American singer Bob Dylan has become the first musician to be awarded the Nobel Prize in Literature.
The 75-year-old was given the prestigious accolade for “having created new poetic expressions within the great American song tradition”.
The last American to have won the literature prize was Beloved author Toni Morrison in 1993.
His win has been praised by literary figures and critics, with a leading academic hailing him as the Tennyson of our times.
Professor Seamus Perry, chair of the English Faculty at Oxford University, described Dylan as “one of the greats”, adding: “He is, more than any other, the poet of our times, as Tennyson was of his, representative and yet wholly individual, humane, angry, funny, and tender by turn; really, wholly himself, one of the greats.”
The decision has not been well-received in all corners, with Trainspotting author Irvine Welsh labelling it an “ill conceived nostalgia award”.
The Scottish novelist and playwright tweeted: “I’m a Dylan fan, but this is an ill conceived nostalgia award wrenched from the rancid prostates of senile, gibbering hippies.”

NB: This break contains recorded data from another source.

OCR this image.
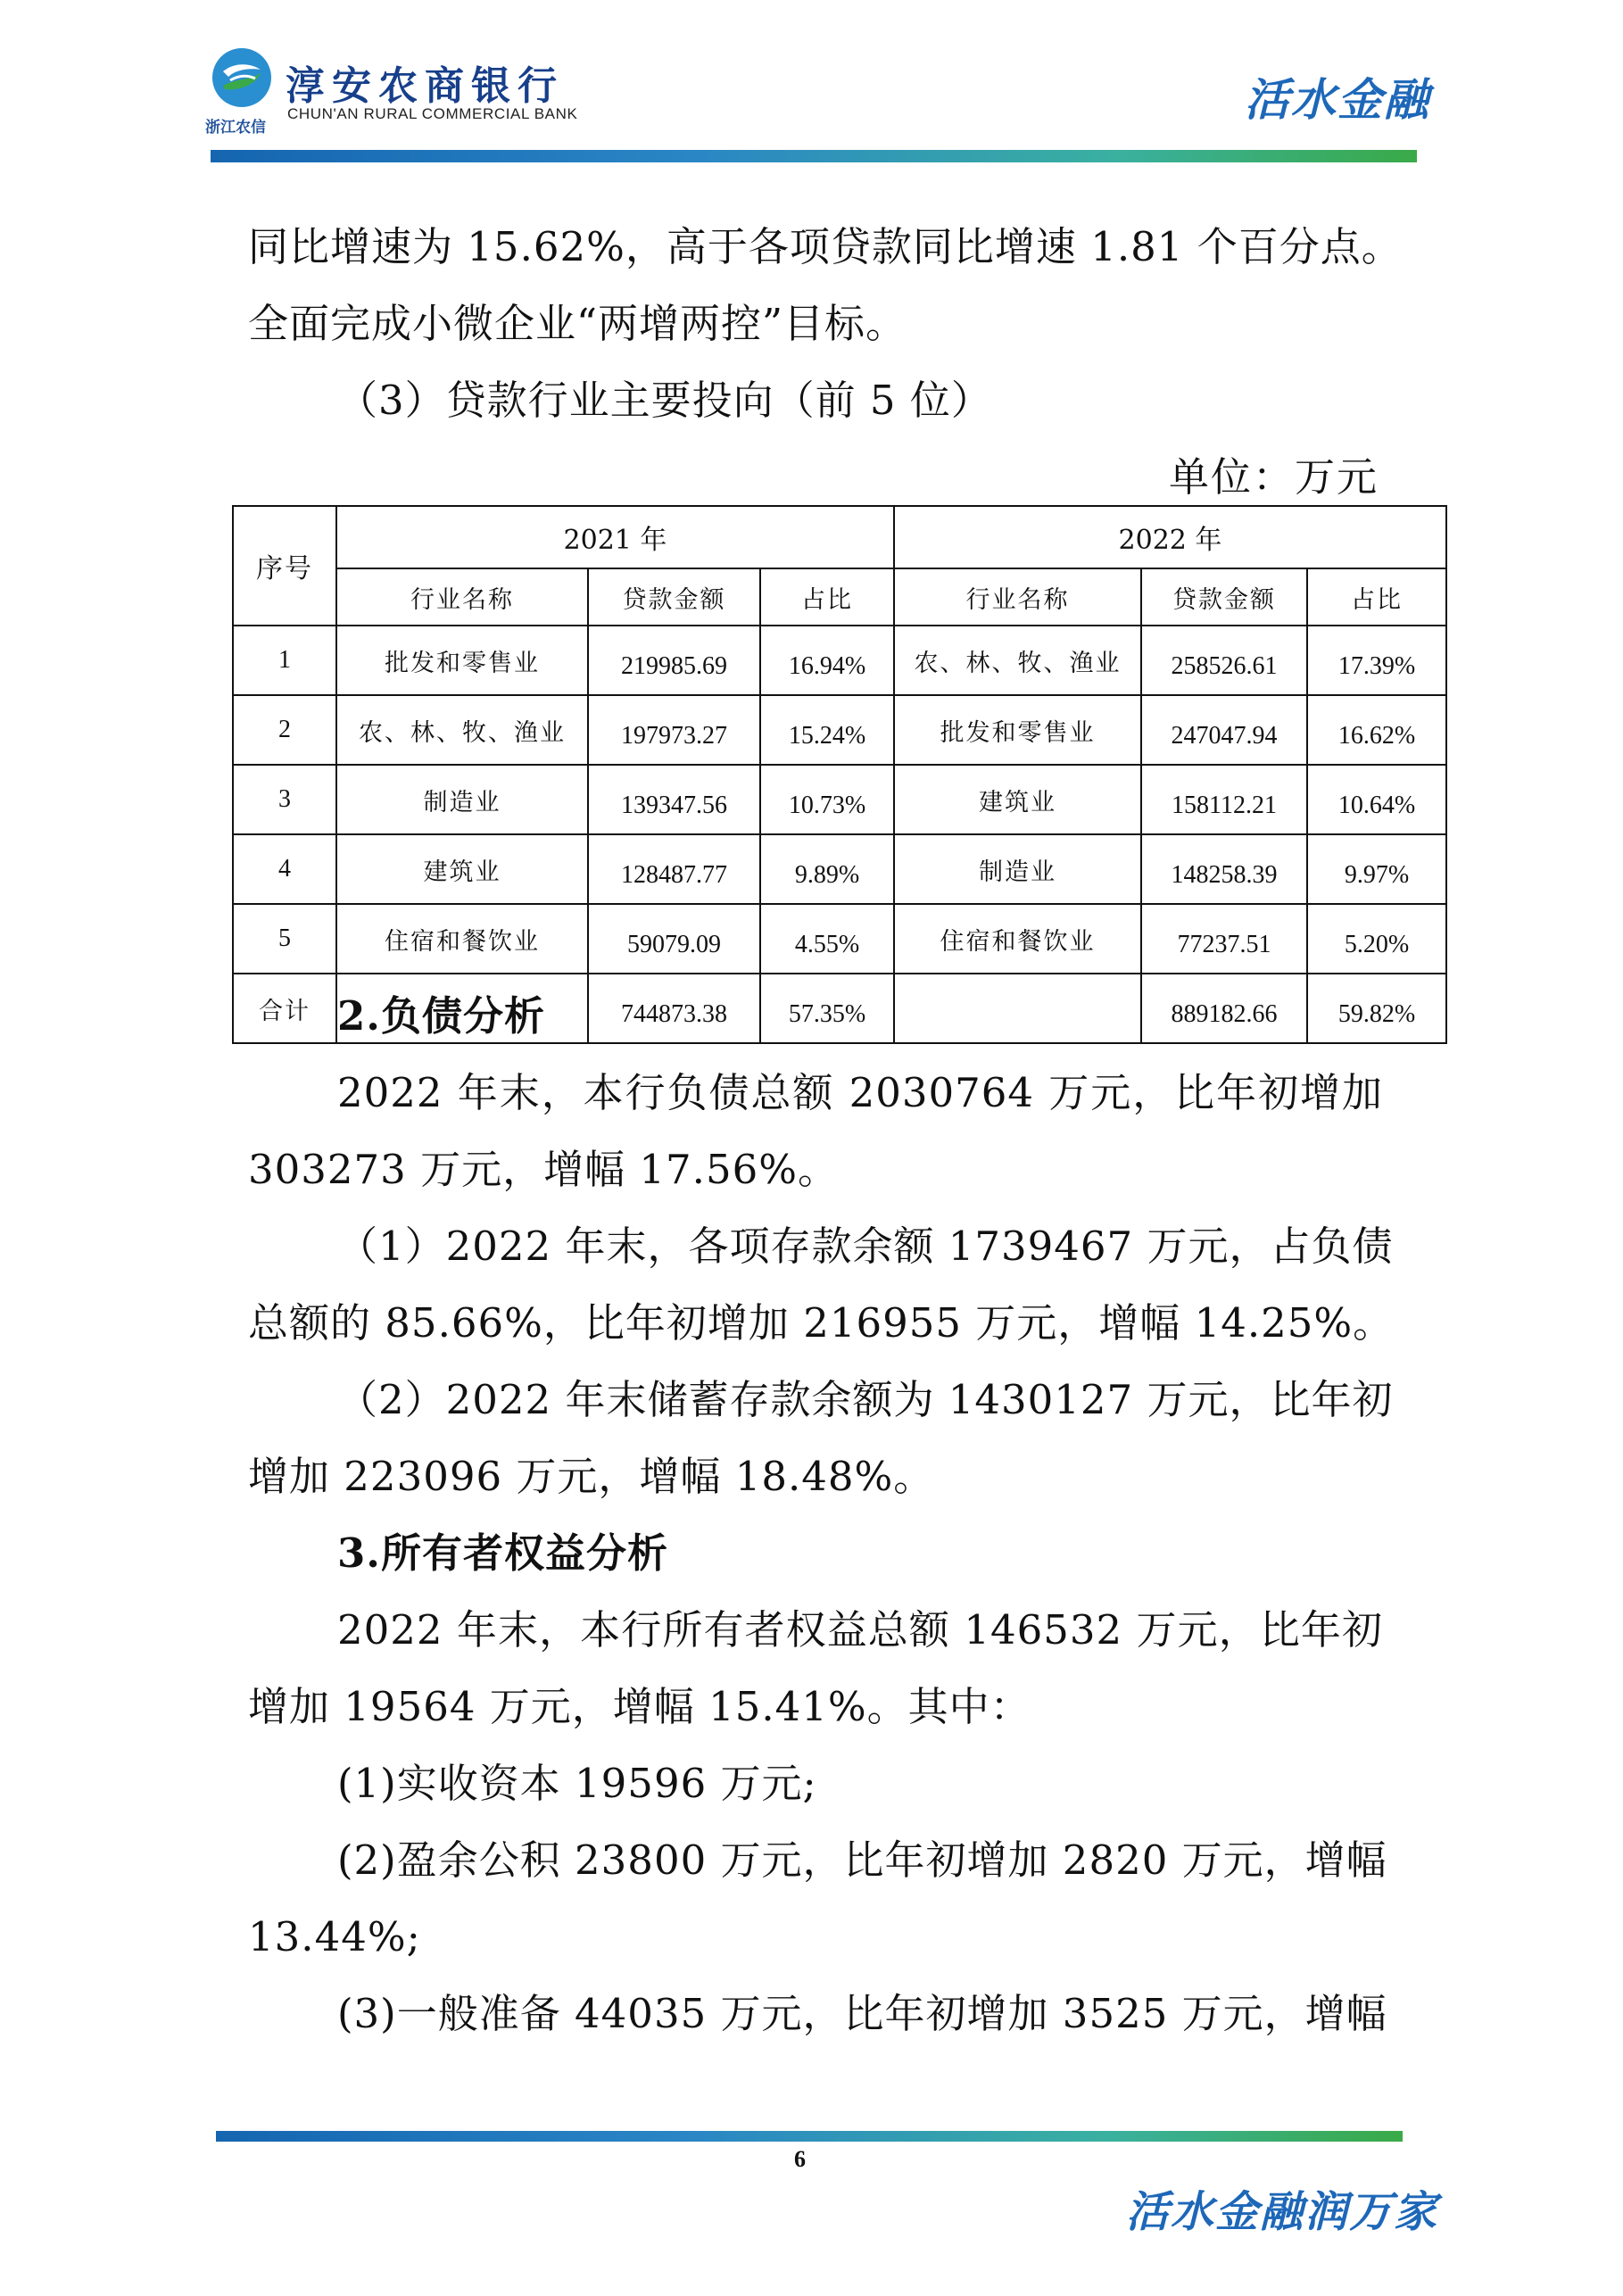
浙江农信
淳安农商银行
CHUN'AN RURAL COMMERCIAL BANK	活水金融
同比增速为 15.62%，高于各项贷款同比增速 1.81 个百分点。
全面完成小微企业“两增两控”目标。
（3）贷款行业主要投向（前 5 位）
单位：万元
序号	2021 年			2022 年		
	行业名称	贷款金额	占比	行业名称	贷款金额	占比
1	批发和零售业	219985.69	16.94%	农、林、牧、渔业	258526.61	17.39%
2	农、林、牧、渔业	197973.27	15.24%	批发和零售业	247047.94	16.62%
3	制造业	139347.56	10.73%	建筑业	158112.21	10.64%
4	建筑业	128487.77	9.89%	制造业	148258.39	9.97%
5	住宿和餐饮业	59079.09	4.55%	住宿和餐饮业	77237.51	5.20%
合计		744873.38	57.35%		889182.66	59.82%
2.负债分析
2022 年末，本行负债总额 2030764 万元，比年初增加
303273 万元，增幅 17.56%。
（1）2022 年末，各项存款余额 1739467 万元，占负债
总额的 85.66%，比年初增加 216955 万元，增幅 14.25%。
（2）2022 年末储蓄存款余额为 1430127 万元，比年初
增加 223096 万元，增幅 18.48%。
3.所有者权益分析
2022 年末，本行所有者权益总额 146532 万元，比年初
增加 19564 万元，增幅 15.41%。其中：
(1)实收资本 19596 万元;
(2)盈余公积 23800 万元，比年初增加 2820 万元，增幅
13.44%;
(3)一般准备 44035 万元，比年初增加 3525 万元，增幅
6
活水金融润万家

Permanent Secretary at the Swedish Academy, Sara Danius, said he was a deserving winner, adding: “He is a great poet in the English-speaking tradition, and he is a wonderful sampler, a very original sampler, he embodies the tradition.
“And for 54 years now he’s been at it and re-inventing himself constantly, creating a new identity.”

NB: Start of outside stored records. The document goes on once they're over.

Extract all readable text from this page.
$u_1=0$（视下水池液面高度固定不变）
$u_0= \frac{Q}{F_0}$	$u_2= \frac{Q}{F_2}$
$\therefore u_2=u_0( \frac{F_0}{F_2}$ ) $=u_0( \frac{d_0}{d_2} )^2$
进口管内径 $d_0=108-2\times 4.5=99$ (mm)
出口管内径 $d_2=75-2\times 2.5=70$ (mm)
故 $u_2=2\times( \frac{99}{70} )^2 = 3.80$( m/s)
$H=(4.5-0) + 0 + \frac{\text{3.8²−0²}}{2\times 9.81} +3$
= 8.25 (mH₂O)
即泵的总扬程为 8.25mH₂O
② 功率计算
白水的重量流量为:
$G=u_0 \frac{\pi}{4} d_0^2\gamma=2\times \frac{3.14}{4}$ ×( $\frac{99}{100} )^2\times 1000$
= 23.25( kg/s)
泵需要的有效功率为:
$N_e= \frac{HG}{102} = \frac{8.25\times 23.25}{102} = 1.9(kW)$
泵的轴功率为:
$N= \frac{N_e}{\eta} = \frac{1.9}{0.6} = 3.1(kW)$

Born Robert Zimmerman on May 24 1941, in the backwaters of Minnesota, he reinvented himself as Bob Dylan.
He is considered one of the greatest lyricists of modern times having penned memorable hits such as B lowin’ In The Wind and The Times They Are A-Changin’.
In 2008, the singer-songwriter won the Pulitzer Prize for his contributions to music and American culture.

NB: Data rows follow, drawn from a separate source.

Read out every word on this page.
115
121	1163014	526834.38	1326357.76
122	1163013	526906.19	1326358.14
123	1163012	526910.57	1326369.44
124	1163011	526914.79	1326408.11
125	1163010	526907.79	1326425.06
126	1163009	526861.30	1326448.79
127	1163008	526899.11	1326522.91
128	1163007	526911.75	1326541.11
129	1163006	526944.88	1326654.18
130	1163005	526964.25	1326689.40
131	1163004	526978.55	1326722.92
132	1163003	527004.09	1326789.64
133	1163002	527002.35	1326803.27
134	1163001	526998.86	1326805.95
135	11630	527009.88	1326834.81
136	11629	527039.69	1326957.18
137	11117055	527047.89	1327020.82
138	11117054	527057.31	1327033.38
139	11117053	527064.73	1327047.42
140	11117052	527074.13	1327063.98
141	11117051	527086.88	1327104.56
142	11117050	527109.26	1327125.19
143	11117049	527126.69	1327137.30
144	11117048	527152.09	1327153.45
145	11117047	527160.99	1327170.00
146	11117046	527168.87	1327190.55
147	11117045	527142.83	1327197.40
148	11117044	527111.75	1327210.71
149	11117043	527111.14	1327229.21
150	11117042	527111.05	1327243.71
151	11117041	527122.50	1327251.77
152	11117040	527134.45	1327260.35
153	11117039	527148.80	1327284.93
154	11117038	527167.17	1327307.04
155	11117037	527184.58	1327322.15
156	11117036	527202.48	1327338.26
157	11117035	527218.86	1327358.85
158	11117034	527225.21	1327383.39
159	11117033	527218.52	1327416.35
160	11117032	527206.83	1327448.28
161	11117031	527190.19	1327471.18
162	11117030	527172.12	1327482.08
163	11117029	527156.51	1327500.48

The last album he released in May this year, titled Fallen Angels, was praised by critics – with Rolling Stone saying: “His phrasing remains spectacular, sometimes heartbreaking, sometimes hilarious, and the playing is sublime.”
The album was a follow-up to 2015’s Shadows in the Night, which saw Dylan singing songs made famous by Frank Sinatra.
The six Nobel prizes will be handed out at a ceremony on December 10, which will mark the 120th anniversary of the death of the founder of the prize, Alfred Nobel, in 1896.